In the 2004 harvest, the permits for my brother and me were delayed. My wife and some other family members received permits. The season was quite poor, because we hadn’t plowed or weeded throughout the year. We couldn’t trim the olive-tree branches either, which damaged the yield. The thistles had grown long, affecting the quality of the harvest, as well as our access to the trees. My wife and nephews had a very hard time gathering the olives.

When our fields were west of the wall, people living on the other side of the Green Line used some of them for grazing their flocks.
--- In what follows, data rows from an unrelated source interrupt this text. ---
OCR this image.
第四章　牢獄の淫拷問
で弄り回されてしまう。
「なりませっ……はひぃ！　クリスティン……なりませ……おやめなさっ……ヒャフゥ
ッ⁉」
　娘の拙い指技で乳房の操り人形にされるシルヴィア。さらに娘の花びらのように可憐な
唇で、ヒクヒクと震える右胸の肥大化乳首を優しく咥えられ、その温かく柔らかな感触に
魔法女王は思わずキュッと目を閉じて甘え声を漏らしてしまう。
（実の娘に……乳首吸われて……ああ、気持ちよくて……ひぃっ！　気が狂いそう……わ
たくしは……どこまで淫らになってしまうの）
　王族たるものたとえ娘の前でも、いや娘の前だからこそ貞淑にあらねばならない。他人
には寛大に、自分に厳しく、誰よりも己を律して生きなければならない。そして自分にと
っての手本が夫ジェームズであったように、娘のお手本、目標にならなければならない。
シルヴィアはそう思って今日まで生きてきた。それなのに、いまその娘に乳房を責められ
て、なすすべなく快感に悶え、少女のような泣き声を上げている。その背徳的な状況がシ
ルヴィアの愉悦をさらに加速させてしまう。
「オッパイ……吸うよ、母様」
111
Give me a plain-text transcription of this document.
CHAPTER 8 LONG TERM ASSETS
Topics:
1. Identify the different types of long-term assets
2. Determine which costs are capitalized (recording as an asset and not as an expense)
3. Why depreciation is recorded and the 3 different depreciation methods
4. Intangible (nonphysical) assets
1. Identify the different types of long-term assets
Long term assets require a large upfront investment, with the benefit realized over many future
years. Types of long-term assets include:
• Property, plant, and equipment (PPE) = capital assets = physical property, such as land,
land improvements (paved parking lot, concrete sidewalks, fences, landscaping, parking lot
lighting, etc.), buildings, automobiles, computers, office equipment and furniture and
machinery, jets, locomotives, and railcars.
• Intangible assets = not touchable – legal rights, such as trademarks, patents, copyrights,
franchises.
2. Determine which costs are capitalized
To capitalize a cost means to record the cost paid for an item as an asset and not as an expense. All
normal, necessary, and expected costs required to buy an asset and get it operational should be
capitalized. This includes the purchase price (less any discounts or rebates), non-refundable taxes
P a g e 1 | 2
The smaller trees – those under a meter and a half – were left without leaves or fruit.

Since the end of the olive-picking season, November 2004, we haven’t received permits to enable us to get to the forty-five-dunam plot we own west of the wall in order to work the land. I am afraid that they’re going to confiscate the land. In any case, the fields are already in bad shape from all the neglect. The weeds and thistles are growing, and a fire might break out.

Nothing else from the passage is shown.